Ha iniziato ad essere aggressivo coi genitori, a chieder loro sempre più soldi a ricorrere ai farmaci sotto consiglio medico per poi finire con l’utilizzarli per togliersi la vita. E così per due volte, tra astinenza da gioco e supporto psicologico fino ad arrivare al contatto con l’associazione con cui inizierà il percorso terapeutico una volta uscito dalla clinica psichiatrica che attualmente lo ospita. Oltre alla sua, tra le tante, c’è la testimonianza di una donna del nord. Ha una gemella e un fratello più grande ed ha iniziato a dilapidare i suoi soldi al video poker dopo una storia affatto semplice. Sebbene racconti un’infanzia e adolescenza piuttosto serene, non omette l’abuso sessuale che subì da un amico di famiglia a otto anni, il primo rapporto completo a 17 contro volontà e un matrimonio con un marito distratto e infedele. Così inizia la sua sindrome da gioco e - per sua ammissione - cerca protezione nello sfidare una macchina, nell’impossibilità di confrontarsi con la sua vita. A render ancor più tragica la storia, il fatto che tornando da un casinò in Slovenia, dopo averla spinta a farsi accompagnare, ha perso la madre in un incidente automobilistico.

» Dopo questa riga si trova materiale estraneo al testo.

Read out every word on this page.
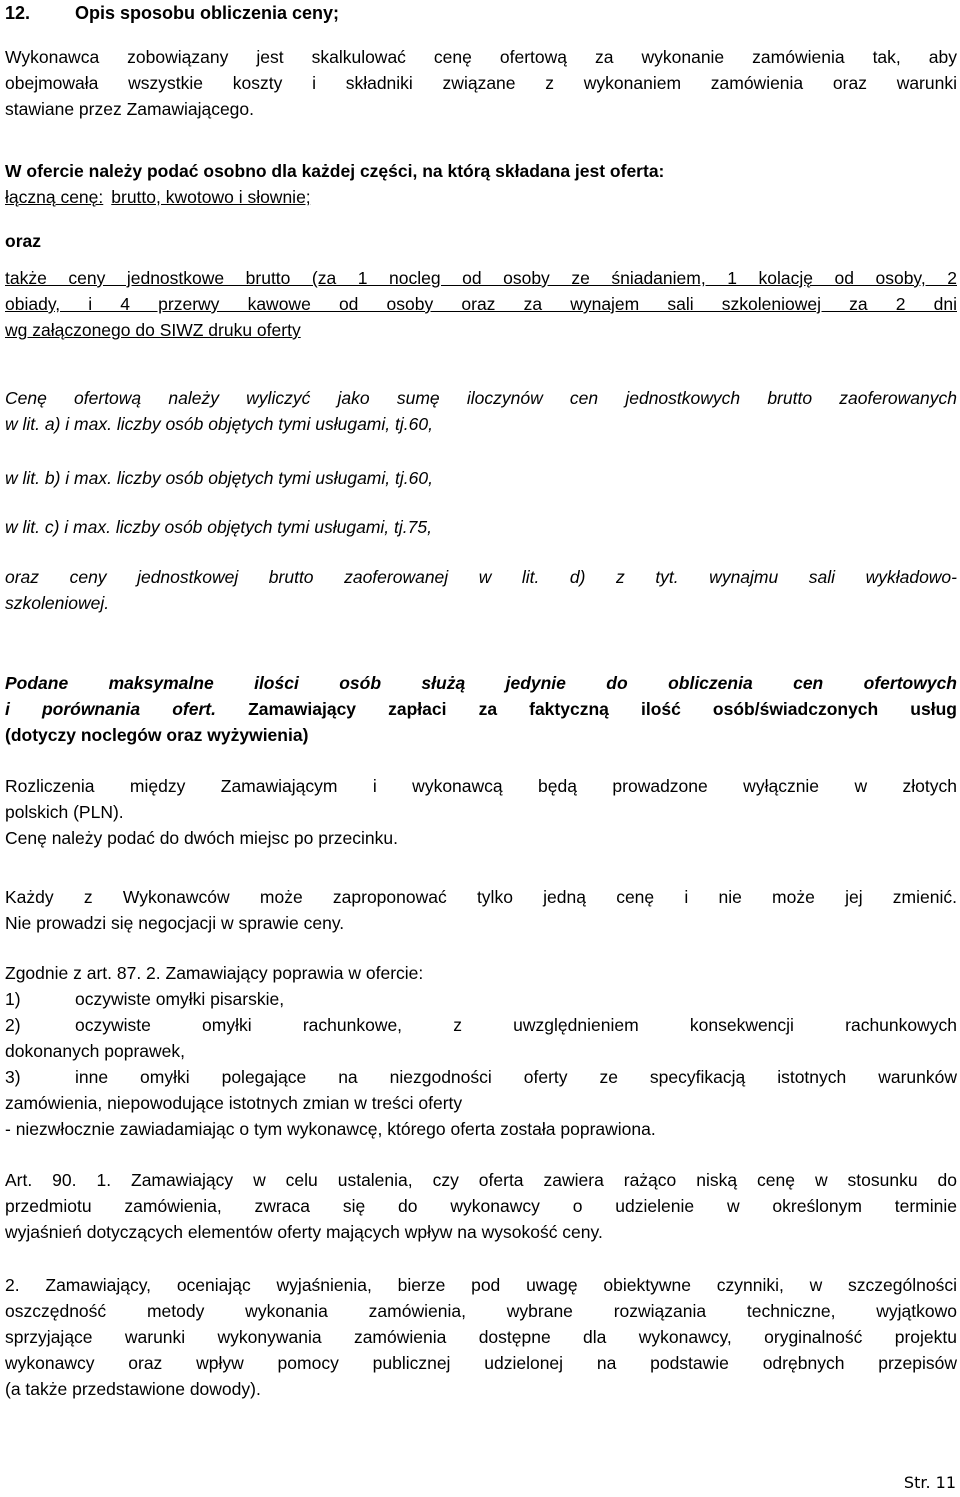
12. Opis sposobu obliczenia ceny;
Wykonawca zobowiązany jest skalkulować cenę ofertową za wykonanie zamówienia tak, aby
obejmowała wszystkie koszty i składniki związane z wykonaniem zamówienia oraz warunki
stawiane przez Zamawiającego.
W ofercie należy podać osobno dla każdej części, na którą składana jest oferta:
łączną cenę: brutto, kwotowo i słownie;
oraz
także ceny jednostkowe brutto (za 1 nocleg od osoby ze śniadaniem, 1 kolację od osoby, 2
obiady, i 4 przerwy kawowe od osoby oraz za wynajem sali szkoleniowej za 2 dni
wg załączonego do SIWZ druku oferty
Cenę ofertową należy wyliczyć jako sumę iloczynów cen jednostkowych brutto zaoferowanych
w lit. a) i max. liczby osób objętych tymi usługami, tj.60,
w lit. b) i max. liczby osób objętych tymi usługami, tj.60,
w lit. c) i max. liczby osób objętych tymi usługami, tj.75,
oraz ceny jednostkowej brutto zaoferowanej w lit. d) z tyt. wynajmu sali wykładowo-
szkoleniowej.
Podane maksymalne ilości osób służą jedynie do obliczenia cen ofertowych
i porównania ofert. Zamawiający zapłaci za faktyczną ilość osób/świadczonych usług
(dotyczy noclegów oraz wyżywienia)
Rozliczenia między Zamawiającym i wykonawcą będą prowadzone wyłącznie w złotych
polskich (PLN).
Cenę należy podać do dwóch miejsc po przecinku.
Każdy z Wykonawców może zaproponować tylko jedną cenę i nie może jej zmienić.
Nie prowadzi się negocjacji w sprawie ceny.
Zgodnie z art. 87. 2. Zamawiający poprawia w ofercie:
1)	oczywiste omyłki pisarskie,
2)	oczywiste omyłki rachunkowe, z uwzględnieniem konsekwencji rachunkowych
dokonanych poprawek,
3)	inne omyłki polegające na niezgodności oferty ze specyfikacją istotnych warunków
zamówienia, niepowodujące istotnych zmian w treści oferty
- niezwłocznie zawiadamiając o tym wykonawcę, którego oferta została poprawiona.
Art. 90. 1. Zamawiający w celu ustalenia, czy oferta zawiera rażąco niską cenę w stosunku do
przedmiotu zamówienia, zwraca się do wykonawcy o udzielenie w określonym terminie
wyjaśnień dotyczących elementów oferty mających wpływ na wysokość ceny.
2. Zamawiający, oceniając wyjaśnienia, bierze pod uwagę obiektywne czynniki, w szczególności
oszczędność metody wykonania zamówienia, wybrane rozwiązania techniczne, wyjątkowo
sprzyjające warunki wykonywania zamówienia dostępne dla wykonawcy, oryginalność projektu
wykonawcy oraz wpływ pomocy publicznej udzielonej na podstawie odrębnych przepisów
(a także przedstawione dowody).
Str. 11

Insomma, una vita per cui il gioco ha significato perdite immani di denaro, di affetti e di dignità. Ma oggi, seppur triste, questa donna si ritiene fortunata. Grazie alla Siipac è uscita dalla dipendenza dal gioco: “Con loro mi sono resa conto che l’azzardo è stato per me una fuga e mai un conforto. Mi sento miracolata ad essere uscita da quel gorgo”.